Stack got a job teaching English conversation at the Montealto School in Madrid in 2010, which she still continues. It piqued an interest in education, and in 2015 she went on to form life-coaching enterprise Think Communicate Lead, which helps increase success at school, at work and in personal life.
“We help increase self-awareness, set and pursue meaningful goals and develop positive personal qualities such as self-esteem, a positive attitude, self-discipline and self-motivation.
“I also had a fifth child in between – a daughter, who is more Spanish than Irish.”
Things were going well, until 2020 came along. “My husband was working in Ireland, so when the lockdown occurred in March, I was alone with five children in an apartment, trying to work and home-school with bad internet.
“It was pretty intense. Our only highlight each day was clapping at 8pm for the health workers on the balcony.”
Stack and her family had to stay indoors for six weeks as Madrid was hit hard by Covid-19.
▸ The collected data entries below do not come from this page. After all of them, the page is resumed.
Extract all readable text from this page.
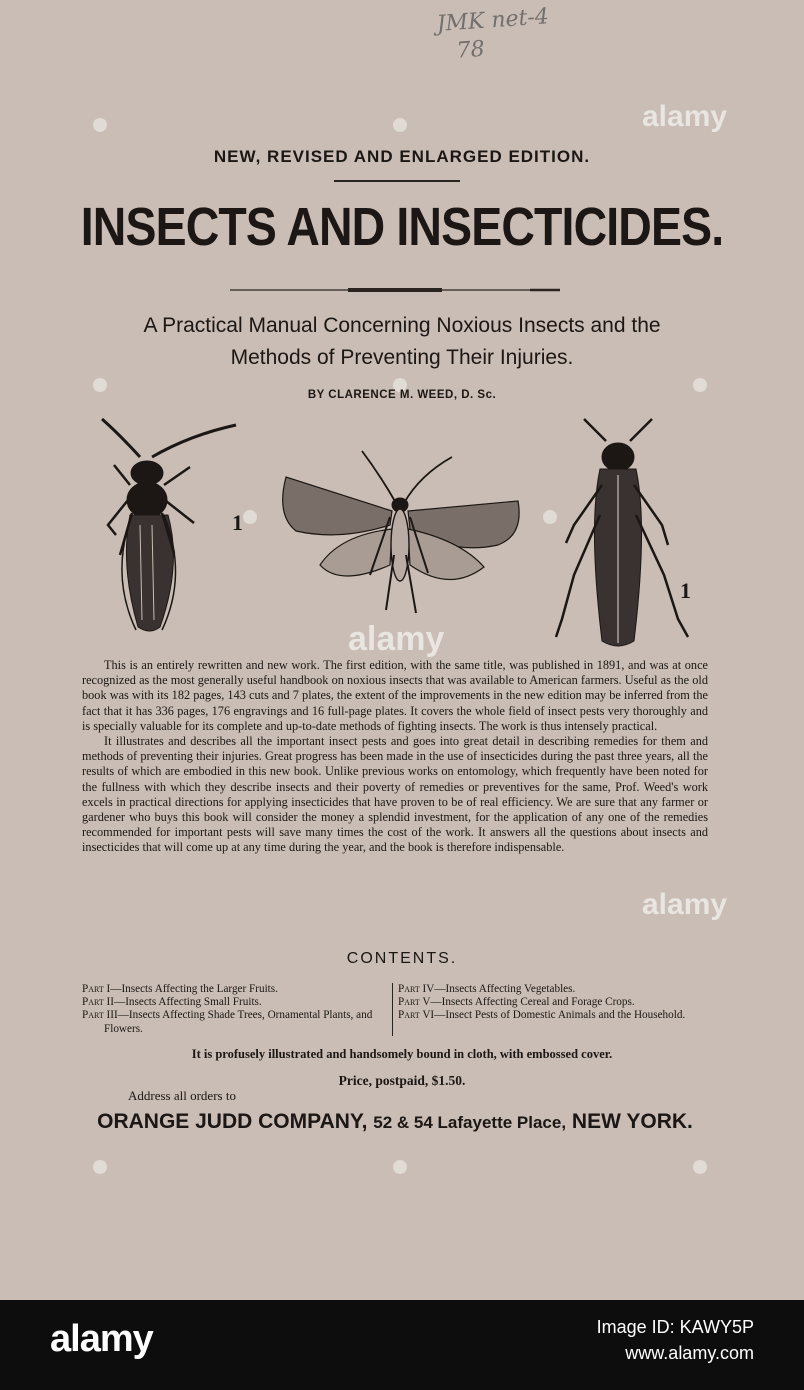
JMK net-4
78
alamy
alamy
alamy
NEW, REVISED AND ENLARGED EDITION.
INSECTS AND INSECTICIDES.
A Practical Manual Concerning Noxious Insects and the
Methods of Preventing Their Injuries.
BY CLARENCE M. WEED, D. Sc.
1
1

This is an entirely rewritten and new work. The first edition, with the same title, was published in 1891, and was at once recognized as the most generally useful handbook on noxious insects that was available to American farmers. Useful as the old book was with its 182 pages, 143 cuts and 7 plates, the extent of the improvements in the new edition may be inferred from the fact that it has 336 pages, 176 engravings and 16 full-page plates. It covers the whole field of insect pests very thoroughly and is specially valuable for its complete and up-to-date methods of fighting insects. The work is thus intensely practical.

It illustrates and describes all the important insect pests and goes into great detail in describing remedies for them and methods of preventing their injuries. Great progress has been made in the use of insecticides during the past three years, all the results of which are embodied in this new book. Unlike previous works on entomology, which frequently have been noted for the fullness with which they describe insects and their poverty of remedies or preventives for the same, Prof. Weed's work excels in practical directions for applying insecticides that have proven to be of real efficiency. We are sure that any farmer or gardener who buys this book will consider the money a splendid investment, for the application of any one of the remedies recommended for important pests will save many times the cost of the work. It answers all the questions about insects and insecticides that will come up at any time during the year, and the book is therefore indispensable.

CONTENTS.
Part I—Insects Affecting the Larger Fruits.
Part II—Insects Affecting Small Fruits.
Part III—Insects Affecting Shade Trees, Ornamental Plants, and Flowers.
Part IV—Insects Affecting Vegetables.
Part V—Insects Affecting Cereal and Forage Crops.
Part VI—Insect Pests of Domestic Animals and the Household.
It is profusely illustrated and handsomely bound in cloth, with embossed cover.
Price, postpaid, $1.50.
Address all orders to
ORANGE JUDD COMPANY, 52 & 54 Lafayette Place, NEW YORK.
alamy	Image ID: KAWY5P
www.alamy.com
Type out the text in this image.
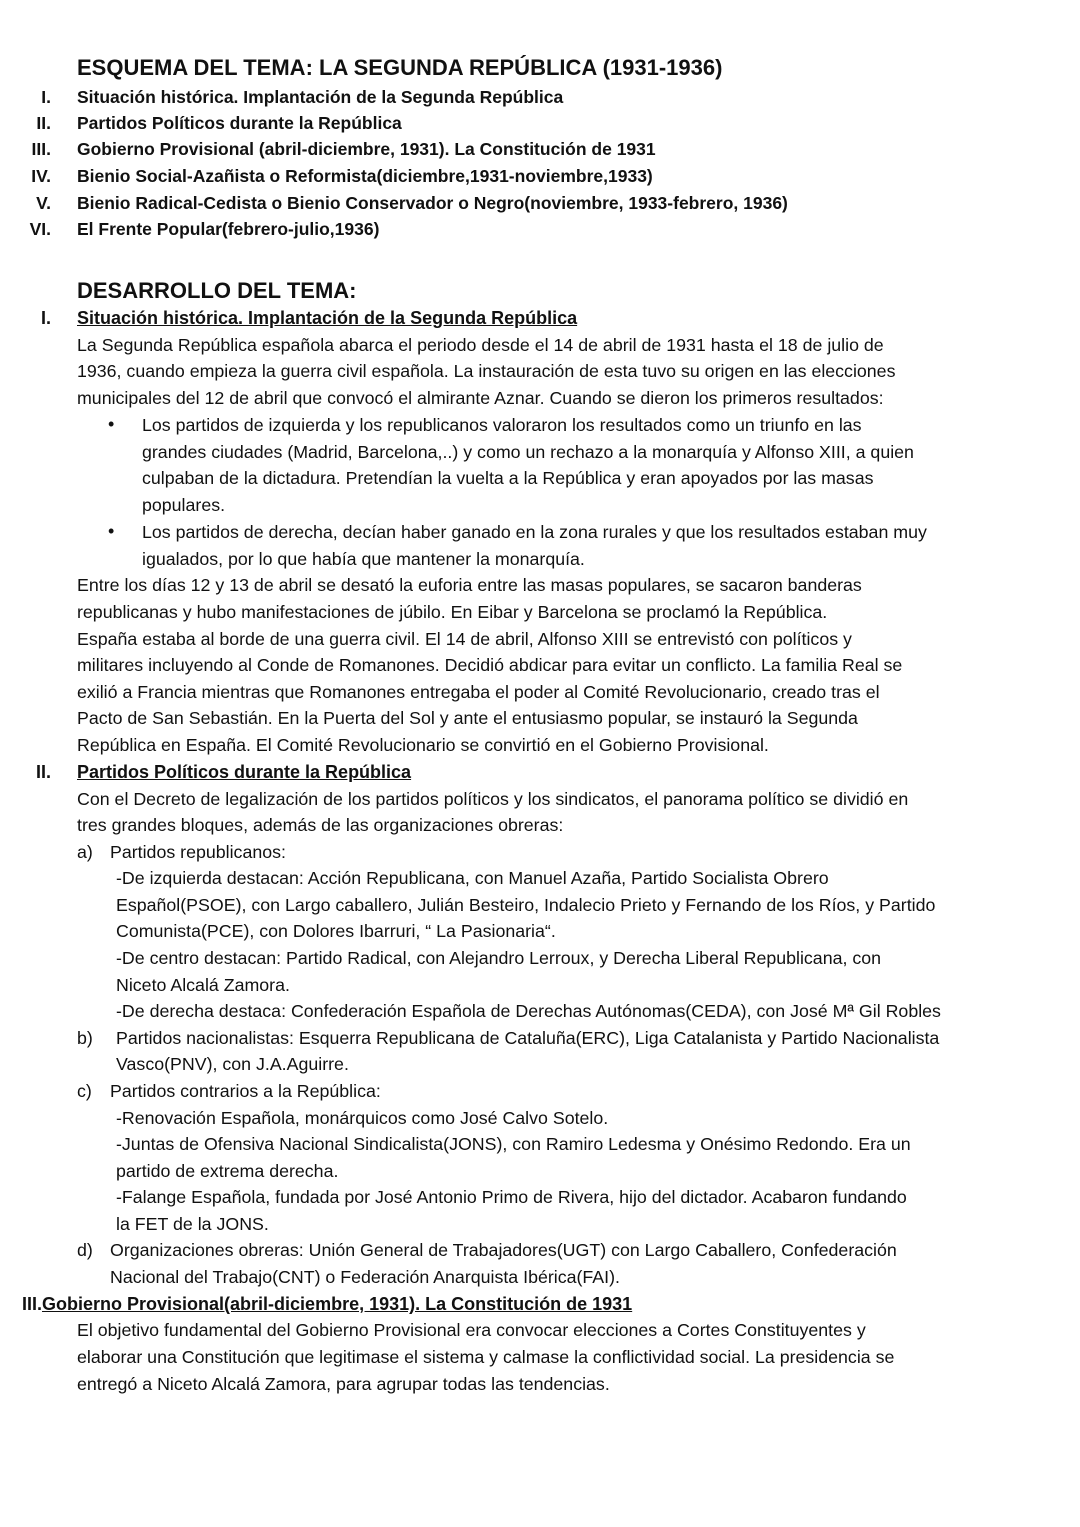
ESQUEMA DEL TEMA: LA SEGUNDA REPÚBLICA (1931-1936)
I. Situación histórica. Implantación de la Segunda República
II. Partidos Políticos durante la República
III. Gobierno Provisional (abril-diciembre, 1931). La Constitución de 1931
IV. Bienio Social-Azañista o Reformista(diciembre,1931-noviembre,1933)
V. Bienio Radical-Cedista o Bienio Conservador o Negro(noviembre, 1933-febrero, 1936)
VI. El Frente Popular(febrero-julio,1936)
DESARROLLO DEL TEMA:
I. Situación histórica. Implantación de la Segunda República
La Segunda República española abarca el periodo desde el 14 de abril de 1931 hasta el 18 de julio de
1936, cuando empieza la guerra civil española. La instauración de esta tuvo su origen en las elecciones
municipales del 12 de abril que convocó el almirante Aznar. Cuando se dieron los primeros resultados:
• Los partidos de izquierda y los republicanos valoraron los resultados como un triunfo en las
grandes ciudades (Madrid, Barcelona,..) y como un rechazo a la monarquía y Alfonso XIII, a quien
culpaban de la dictadura. Pretendían la vuelta a la República y eran apoyados por las masas
populares.
• Los partidos de derecha, decían haber ganado en la zona rurales y que los resultados estaban muy
igualados, por lo que había que mantener la monarquía.
Entre los días 12 y 13 de abril se desató la euforia entre las masas populares, se sacaron banderas
republicanas y hubo manifestaciones de júbilo. En Eibar y Barcelona se proclamó la República.
España estaba al borde de una guerra civil. El 14 de abril, Alfonso XIII se entrevistó con políticos y
militares incluyendo al Conde de Romanones. Decidió abdicar para evitar un conflicto. La familia Real se
exilió a Francia mientras que Romanones entregaba el poder al Comité Revolucionario, creado tras el
Pacto de San Sebastián. En la Puerta del Sol y ante el entusiasmo popular, se instauró la Segunda
República en España. El Comité Revolucionario se convirtió en el Gobierno Provisional.
II. Partidos Políticos durante la República
Con el Decreto de legalización de los partidos políticos y los sindicatos, el panorama político se dividió en
tres grandes bloques, además de las organizaciones obreras:
a) Partidos republicanos:
-De izquierda destacan: Acción Republicana, con Manuel Azaña, Partido Socialista Obrero
Español(PSOE), con Largo caballero, Julián Besteiro, Indalecio Prieto y Fernando de los Ríos, y Partido
Comunista(PCE), con Dolores Ibarruri, “ La Pasionaria“.
-De centro destacan: Partido Radical, con Alejandro Lerroux, y Derecha Liberal Republicana, con
Niceto Alcalá Zamora.
-De derecha destaca: Confederación Española de Derechas Autónomas(CEDA), con José Mª Gil Robles
b) Partidos nacionalistas: Esquerra Republicana de Cataluña(ERC), Liga Catalanista y Partido Nacionalista
Vasco(PNV), con J.A.Aguirre.
c) Partidos contrarios a la República:
-Renovación Española, monárquicos como José Calvo Sotelo.
-Juntas de Ofensiva Nacional Sindicalista(JONS), con Ramiro Ledesma y Onésimo Redondo. Era un
partido de extrema derecha.
-Falange Española, fundada por José Antonio Primo de Rivera, hijo del dictador. Acabaron fundando
la FET de la JONS.
d) Organizaciones obreras: Unión General de Trabajadores(UGT) con Largo Caballero, Confederación
Nacional del Trabajo(CNT) o Federación Anarquista Ibérica(FAI).
III.Gobierno Provisional(abril-diciembre, 1931). La Constitución de 1931
El objetivo fundamental del Gobierno Provisional era convocar elecciones a Cortes Constituyentes y
elaborar una Constitución que legitimase el sistema y calmase la conflictividad social. La presidencia se
entregó a Niceto Alcalá Zamora, para agrupar todas las tendencias.
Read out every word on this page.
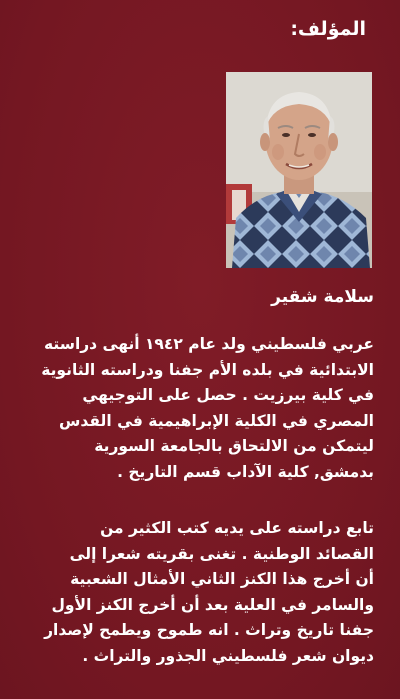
المؤلف:
سلامة شقير
عربي فلسطيني ولد عام ١٩٤٢ أنهى دراسته
الابتدائية في بلده الأم جفنا ودراسته الثانوية
في كلية بيرزيت . حصل على التوجيهي
المصري في الكلية الإبراهيمية في القدس
ليتمكن من الالتحاق بالجامعة السورية
بدمشق, كلية الآداب قسم التاريخ .
تابع دراسته على يديه كتب الكثير من
القصائد الوطنية . تغنى بقريته شعرا إلى
أن أخرج هذا الكنز الثاني الأمثال الشعبية
والسامر في العلية بعد أن أخرج الكنز الأول
جفنا تاريخ وتراث . انه طموح ويطمح لإصدار
ديوان شعر فلسطيني الجذور والتراث .
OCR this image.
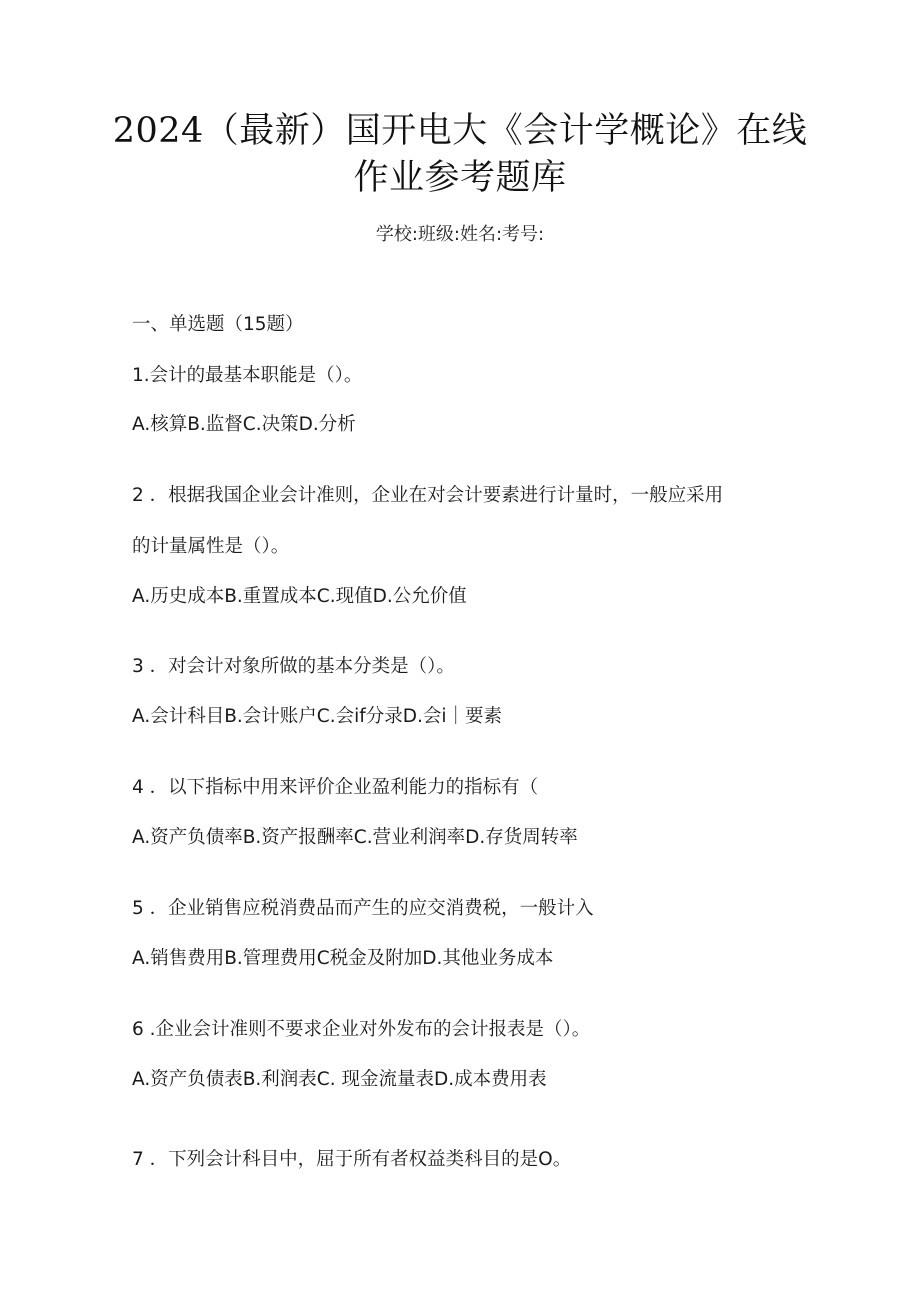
2024（最新）国开电大《会计学概论》在线
作业参考题库
学校:班级:姓名:考号:
一、单选题（15题）
1.会计的最基本职能是（）。
A.核算B.监督C.决策D.分析
2 ．根据我国企业会计准则，企业在对会计要素进行计量时，一般应采用
的计量属性是（）。
A.历史成本B.重置成本C.现值D.公允价值
3 ．对会计对象所做的基本分类是（）。
A.会计科目B.会计账户C.会if分录D.会i｜要素
4 ．以下指标中用来评价企业盈利能力的指标有（
A.资产负债率B.资产报酬率C.营业利润率D.存货周转率
5 ．企业销售应税消费品而产生的应交消费税，一般计入
A.销售费用B.管理费用C税金及附加D.其他业务成本
6 .企业会计准则不要求企业对外发布的会计报表是（）。
A.资产负债表B.利润表C. 现金流量表D.成本费用表
7 ．下列会计科目中，屈于所有者权益类科目的是O。
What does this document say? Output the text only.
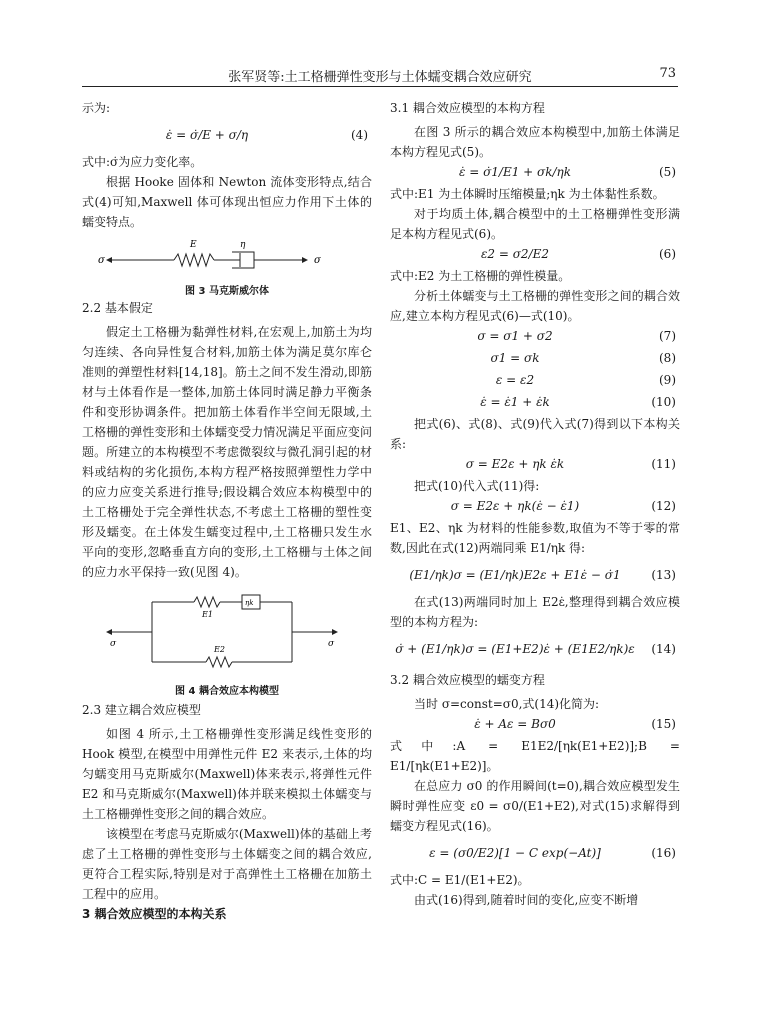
张军贤等:土工格栅弹性变形与土体蠕变耦合效应研究	73

示为:

ε̇ = σ̇/E + σ/η	(4)

式中:σ̇为应力变化率。

根据 Hooke 固体和 Newton 流体变形特点,结合式(4)可知,Maxwell 体可体现出恒应力作用下土体的蠕变特点。

σ
E	η
σ
图 3 马克斯威尔体

2.2 基本假定

假定土工格栅为黏弹性材料,在宏观上,加筋土为均匀连续、各向异性复合材料,加筋土体为满足莫尔库仑准则的弹塑性材料[14,18]。筋土之间不发生滑动,即筋材与土体看作是一整体,加筋土体同时满足静力平衡条件和变形协调条件。把加筋土体看作半空间无限域,土工格栅的弹性变形和土体蠕变受力情况满足平面应变问题。所建立的本构模型不考虑微裂纹与微孔洞引起的材料或结构的劣化损伤,本构方程严格按照弹塑性力学中的应力应变关系进行推导;假设耦合效应本构模型中的土工格栅处于完全弹性状态,不考虑土工格栅的塑性变形及蠕变。在土体发生蠕变过程中,土工格栅只发生水平向的变形,忽略垂直方向的变形,土工格栅与土体之间的应力水平保持一致(见图 4)。

E1
ηk
E2
σ	σ
图 4 耦合效应本构模型

2.3 建立耦合效应模型

如图 4 所示,土工格栅弹性变形满足线性变形的 Hook 模型,在模型中用弹性元件 E2 来表示,土体的均匀蠕变用马克斯威尔(Maxwell)体来表示,将弹性元件 E2 和马克斯威尔(Maxwell)体并联来模拟土体蠕变与土工格栅弹性变形之间的耦合效应。

该模型在考虑马克斯威尔(Maxwell)体的基础上考虑了土工格栅的弹性变形与土体蠕变之间的耦合效应,更符合工程实际,特别是对于高弹性土工格栅在加筋土工程中的应用。

3 耦合效应模型的本构关系

3.1 耦合效应模型的本构方程

在图 3 所示的耦合效应本构模型中,加筋土体满足本构方程见式(5)。

ε̇ = σ̇1/E1 + σk/ηk	(5)

式中:E1 为土体瞬时压缩模量;ηk 为土体黏性系数。

对于均质土体,耦合模型中的土工格栅弹性变形满足本构方程见式(6)。

ε2 = σ2/E2	(6)

式中:E2 为土工格栅的弹性模量。

分析土体蠕变与土工格栅的弹性变形之间的耦合效应,建立本构方程见式(6)—式(10)。

σ = σ1 + σ2	(7)
σ1 = σk	(8)
ε = ε2	(9)
ε̇ = ε̇1 + ε̇k	(10)

把式(6)、式(8)、式(9)代入式(7)得到以下本构关系:

σ = E2ε + ηk ε̇k	(11)

把式(10)代入式(11)得:

σ = E2ε + ηk(ε̇ − ε̇1)	(12)

E1、E2、ηk 为材料的性能参数,取值为不等于零的常数,因此在式(12)两端同乘 E1/ηk 得:

(E1/ηk)σ = (E1/ηk)E2ε + E1ε̇ − σ̇1	(13)

在式(13)两端同时加上 E2ε̇,整理得到耦合效应模型的本构方程为:

σ̇ + (E1/ηk)σ = (E1+E2)ε̇ + (E1E2/ηk)ε	(14)

3.2 耦合效应模型的蠕变方程

当时 σ=const=σ0,式(14)化简为:

ε̇ + Aε = Bσ0	(15)

式中:A = E1E2/[ηk(E1+E2)];B = E1/[ηk(E1+E2)]。

在总应力 σ0 的作用瞬间(t=0),耦合效应模型发生瞬时弹性应变 ε0 = σ0/(E1+E2),对式(15)求解得到蠕变方程见式(16)。

ε = (σ0/E2)[1 − C exp(−At)]	(16)

式中:C = E1/(E1+E2)。

由式(16)得到,随着时间的变化,应变不断增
“My two youngest didn’t leave the apartment during that time. I’d go shopping every two weeks and not touch certain shopping bags. We’d have to ration everything. Because there was no traffic, you’d just hear all the sirens and see people getting stretchered out of buildings by people in hazmat suits. It was beyond belief. I was terrified I’d get sick and no one could look after the kids.”
Once lockdown ended things went back to normal, but Stack fears they aren’t out of the woods. “I still haven’t bought the kids’ uniforms just in case they don’t go back.”
Stack, who is a director at her husband’s company OpticalRooms, an optical testing company based in Ireland, says she is working on reducing digital exposure.
“So many of us – especially children – are spending more time in front of screens for the purposes of home-schooling and entertainment so we offer tips on how to find better home working solutions.”
Despite the pending winter of uncertainty, she and her family are happy in Spain. “Even though we endured the worst of a pandemic, we still love it here, and have chosen to stay, despite the odds. It’s just such a great place to live and we are prepared for whatever comes next.”